Question

write the converse, inverse, and contrapositive of the true conditional statement. determine whether the related conditional is true or false. if a statement is false, then find a counterexample. geometry if two angles are complementary, then the angles are acute. converse: if select choice, then select choice. counterexample: you have two acute angles, and the sum of the measures of the angles select choice 90°. the converse is select choice. inverse: if two angles are not complementary, then the angles select choice acute. counterexample: you have two acute angles, and the sum of the measures of the angles select choice 90°. the inverse is select choice. contrapositive: if you have two angles that are not acute, then the angles select choice complementary. the contrapositive is select choice.

Explanation:

Step1: Define converse

The converse of a conditional statement "if p then q" is "if q then p". For the statement "If two angles are complementary, then the angles are acute", the converse is "If two angles are acute, then the angles are complementary".

Step2: Analyze converse truth - value

An acute angle has a measure between 0° and 90°. For example, two acute angles of 30° and 40° have a sum of 70°≠90°. So, if you have two acute angles, the sum of the measures of the angles may not be 90°. The converse is false.

Step3: Define inverse

The inverse of "if p then q" is "if not p then not q". So the inverse of "If two angles are complementary, then the angles are acute" is "If two angles are not complementary, then the angles are not acute".

Step4: Analyze inverse truth - value

Counter - example: Consider two acute angles of 30° and 50°. They are not complementary (since 30 + 50=80≠90), but they are acute.
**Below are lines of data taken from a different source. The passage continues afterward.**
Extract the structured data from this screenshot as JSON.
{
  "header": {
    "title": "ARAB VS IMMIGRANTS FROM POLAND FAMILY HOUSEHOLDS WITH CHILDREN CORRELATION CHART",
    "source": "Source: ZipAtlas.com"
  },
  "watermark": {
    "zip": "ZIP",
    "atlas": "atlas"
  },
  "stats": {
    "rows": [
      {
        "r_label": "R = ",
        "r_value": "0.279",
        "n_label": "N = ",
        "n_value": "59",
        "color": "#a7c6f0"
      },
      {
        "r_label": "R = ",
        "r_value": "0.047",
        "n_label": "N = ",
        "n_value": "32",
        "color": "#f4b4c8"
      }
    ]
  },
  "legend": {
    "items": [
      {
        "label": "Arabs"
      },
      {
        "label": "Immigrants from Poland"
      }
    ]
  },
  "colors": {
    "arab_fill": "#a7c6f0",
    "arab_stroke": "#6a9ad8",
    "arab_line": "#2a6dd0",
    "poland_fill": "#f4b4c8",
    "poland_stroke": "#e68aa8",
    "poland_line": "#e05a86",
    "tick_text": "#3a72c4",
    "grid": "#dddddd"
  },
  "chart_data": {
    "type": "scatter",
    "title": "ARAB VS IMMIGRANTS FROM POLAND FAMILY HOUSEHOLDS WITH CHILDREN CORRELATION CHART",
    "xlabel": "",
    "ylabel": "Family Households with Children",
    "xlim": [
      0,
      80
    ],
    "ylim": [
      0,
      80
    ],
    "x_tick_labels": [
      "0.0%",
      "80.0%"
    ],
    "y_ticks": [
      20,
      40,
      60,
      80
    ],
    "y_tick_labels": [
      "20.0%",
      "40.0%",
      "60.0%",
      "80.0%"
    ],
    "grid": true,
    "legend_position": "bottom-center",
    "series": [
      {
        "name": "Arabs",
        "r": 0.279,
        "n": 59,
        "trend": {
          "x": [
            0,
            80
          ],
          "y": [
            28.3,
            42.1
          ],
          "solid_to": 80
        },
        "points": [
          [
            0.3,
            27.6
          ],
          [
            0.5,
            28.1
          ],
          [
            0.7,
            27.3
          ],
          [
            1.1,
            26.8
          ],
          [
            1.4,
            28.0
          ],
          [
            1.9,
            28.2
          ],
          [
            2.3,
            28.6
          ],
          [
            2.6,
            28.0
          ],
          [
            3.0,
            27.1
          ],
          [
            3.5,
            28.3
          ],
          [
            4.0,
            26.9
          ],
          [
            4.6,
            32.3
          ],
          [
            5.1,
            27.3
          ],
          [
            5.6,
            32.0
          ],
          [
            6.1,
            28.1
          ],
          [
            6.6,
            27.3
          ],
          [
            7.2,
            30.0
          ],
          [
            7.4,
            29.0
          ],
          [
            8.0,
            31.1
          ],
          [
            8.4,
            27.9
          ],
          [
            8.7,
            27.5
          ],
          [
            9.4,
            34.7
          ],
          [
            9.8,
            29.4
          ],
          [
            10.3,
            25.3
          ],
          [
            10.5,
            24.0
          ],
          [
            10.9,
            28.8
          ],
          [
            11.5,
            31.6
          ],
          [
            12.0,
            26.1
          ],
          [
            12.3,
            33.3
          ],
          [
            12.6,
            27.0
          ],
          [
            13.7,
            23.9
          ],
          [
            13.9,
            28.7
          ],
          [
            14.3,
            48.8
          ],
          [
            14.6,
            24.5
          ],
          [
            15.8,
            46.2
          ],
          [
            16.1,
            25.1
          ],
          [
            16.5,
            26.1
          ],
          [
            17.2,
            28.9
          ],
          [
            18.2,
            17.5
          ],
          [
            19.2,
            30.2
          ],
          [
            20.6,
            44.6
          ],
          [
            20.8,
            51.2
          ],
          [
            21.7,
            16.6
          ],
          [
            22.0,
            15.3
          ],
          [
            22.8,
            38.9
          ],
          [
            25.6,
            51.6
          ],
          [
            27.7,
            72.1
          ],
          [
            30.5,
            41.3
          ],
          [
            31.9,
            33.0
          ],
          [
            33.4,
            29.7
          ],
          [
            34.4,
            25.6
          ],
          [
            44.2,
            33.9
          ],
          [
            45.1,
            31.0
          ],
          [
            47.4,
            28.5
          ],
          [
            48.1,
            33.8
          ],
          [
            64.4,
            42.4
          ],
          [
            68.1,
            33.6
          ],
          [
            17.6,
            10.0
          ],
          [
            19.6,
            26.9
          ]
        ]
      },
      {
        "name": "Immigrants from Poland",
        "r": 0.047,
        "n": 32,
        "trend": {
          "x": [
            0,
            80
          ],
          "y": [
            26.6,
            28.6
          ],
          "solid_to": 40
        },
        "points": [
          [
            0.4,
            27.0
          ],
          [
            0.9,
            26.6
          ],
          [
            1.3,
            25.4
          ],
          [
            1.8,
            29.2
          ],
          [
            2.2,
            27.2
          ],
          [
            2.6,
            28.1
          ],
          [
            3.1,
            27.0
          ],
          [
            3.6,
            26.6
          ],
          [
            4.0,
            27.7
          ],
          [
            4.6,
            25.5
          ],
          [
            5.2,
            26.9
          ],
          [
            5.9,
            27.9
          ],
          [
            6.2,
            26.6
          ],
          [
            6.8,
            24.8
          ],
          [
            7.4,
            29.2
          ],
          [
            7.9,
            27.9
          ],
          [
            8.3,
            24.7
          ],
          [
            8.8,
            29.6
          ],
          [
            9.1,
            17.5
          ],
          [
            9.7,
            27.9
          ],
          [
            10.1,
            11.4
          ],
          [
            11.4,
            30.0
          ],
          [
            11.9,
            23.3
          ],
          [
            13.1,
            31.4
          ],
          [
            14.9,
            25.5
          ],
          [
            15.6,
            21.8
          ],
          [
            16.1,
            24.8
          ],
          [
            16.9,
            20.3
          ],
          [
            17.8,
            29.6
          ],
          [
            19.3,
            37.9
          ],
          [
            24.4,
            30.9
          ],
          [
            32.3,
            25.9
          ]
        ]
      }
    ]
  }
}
So the inverse is false.

Step5: Define contrapositive

The contrapositive of "if p then q" is "if not q then not p". So the contrapositive of "If two angles are complementary, then the angles are acute" is "If two angles are not acute, then the angles are not complementary".

Step6: Analyze contrapositive truth - value

If an angle is not acute (i.e., it is a right angle (90°) or an obtuse angle (greater than 90°)), then the sum of two such non - acute angles will be greater than or equal to 90°. So they cannot be complementary (since complementary angles sum to 90°). The contrapositive is true.

Answer:

Converse: If two angles are acute, then the angles are complementary. False. Counterexample: Two acute angles with measures 30° and 40° (sum is 70°≠90°).
Inverse: If two angles are not complementary, then the angles are not acute. False. Counterexample: Acute angles of 30° and 50° (not complementary but acute).
Contrapositive: If two angles are not acute, then the angles are not complementary. True.